Redemptions from Asia Pacific, Europe and Global Bond Funds hit six, 11 and 17-week highs respectively. Singapore bond funds posted a new outflow record. Municipal bond funds chalked up only their third outflow since the beginning of the third quarter of 2020 and convertible bond funds saw their longest run of inflows in over six years come to an end.

Meanwhile bank loan and mortgage-backed bond funds extended their current inflow streaks, and at the country level, China bond funds extended a string of inflows stretching back for more than 10 months. Retail flows to this group have been continuously positive for over 11 months, EPFR said.

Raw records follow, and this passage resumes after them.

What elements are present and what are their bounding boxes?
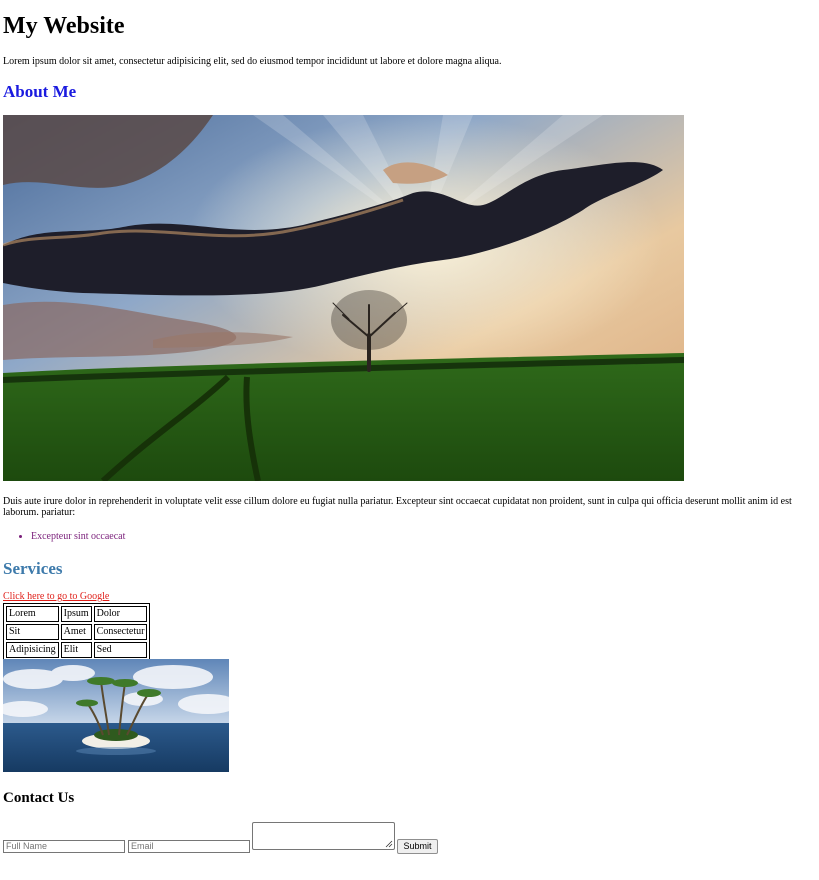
table-cell: Sit bbox=[6, 624, 59, 640]
table-cell: Ipsum bbox=[60, 606, 92, 622]
email-placeholder: Email bbox=[131, 841, 154, 851]
about-list: Excepteur sint occaecat bbox=[3, 531, 125, 543]
table-cell: Elit bbox=[60, 642, 92, 658]
table-cell: Dolor bbox=[93, 606, 148, 622]
google-link[interactable]: Click here to go to Google bbox=[3, 591, 109, 603]
table-cell: Amet bbox=[60, 624, 92, 640]
table-row: Adipisicing Elit Sed bbox=[6, 642, 148, 658]
email-field[interactable]: Email bbox=[128, 840, 250, 853]
site-title: My Website bbox=[3, 13, 125, 39]
landscape-image bbox=[3, 115, 684, 481]
island-image bbox=[3, 659, 229, 772]
submit-button[interactable]: Submit bbox=[397, 839, 438, 854]
intro-text: Lorem ipsum dolor sit amet, consectetur … bbox=[3, 56, 502, 67]
table-cell: Adipisicing bbox=[6, 642, 59, 658]
table-cell: Sed bbox=[93, 642, 148, 658]
list-item: Excepteur sint occaecat bbox=[31, 531, 125, 543]
full-name-placeholder: Full Name bbox=[6, 841, 48, 851]
table-row: Sit Amet Consectetur bbox=[6, 624, 148, 640]
table-cell: Lorem bbox=[6, 606, 59, 622]
services-table: Lorem Ipsum Dolor Sit Amet Consectetur A… bbox=[3, 603, 151, 661]
contact-heading: Contact Us bbox=[3, 790, 75, 806]
about-heading: About Me bbox=[3, 82, 77, 101]
table-cell: Consectetur bbox=[93, 624, 148, 640]
resize-handle-icon[interactable] bbox=[385, 840, 393, 848]
message-textarea[interactable] bbox=[252, 822, 395, 850]
full-name-field[interactable]: Full Name bbox=[3, 840, 125, 853]
services-heading: Services bbox=[3, 559, 63, 578]
about-paragraph: Duis aute irure dolor in reprehenderit i… bbox=[3, 496, 792, 518]
table-row: Lorem Ipsum Dolor bbox=[6, 606, 148, 622]
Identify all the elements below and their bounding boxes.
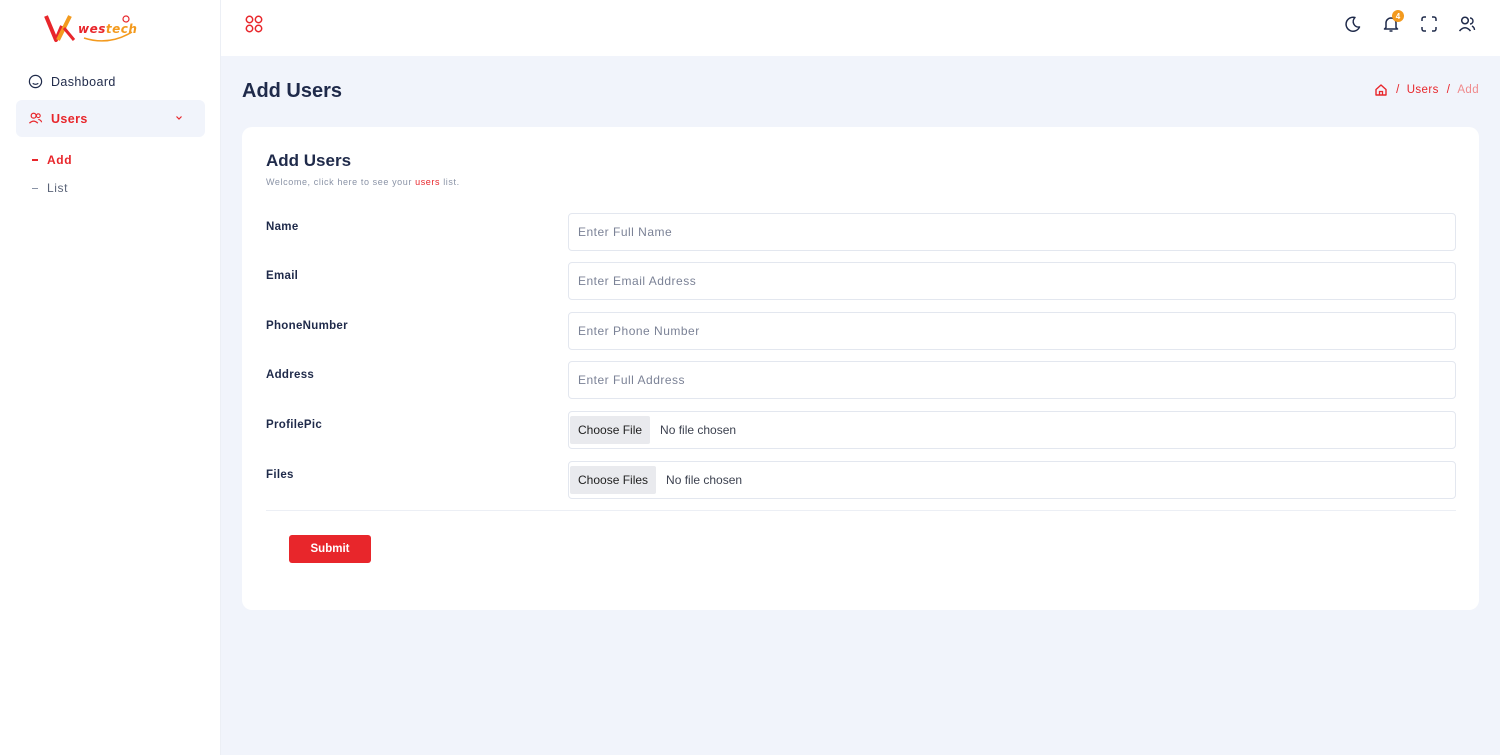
choose-files-button[interactable]: Choose Files — [570, 466, 657, 494]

Elsewhere, BNP Paribas said in a strategy and economics note published this week that it expects the Federal Reserve to keep reiterating its recent dovish rhetoric, while keeping asset purchases steady but increasing their duration. If it fails to prevent tightening in financial conditions under this scenario, it could step purchases over time. And in Europe, it seems only a matter of time before the European Central Bank accelerates the pace of its asset purchases, BNP said.

“We revise higher our forecast for U.S. yields. We see 10-year yields rising to 2% by year-end. The market’s perception on the prospect of Fed normalization is also likely to see the curve bear-flatten, with the 5-year eventually leading the sell-off,” the BNP team said.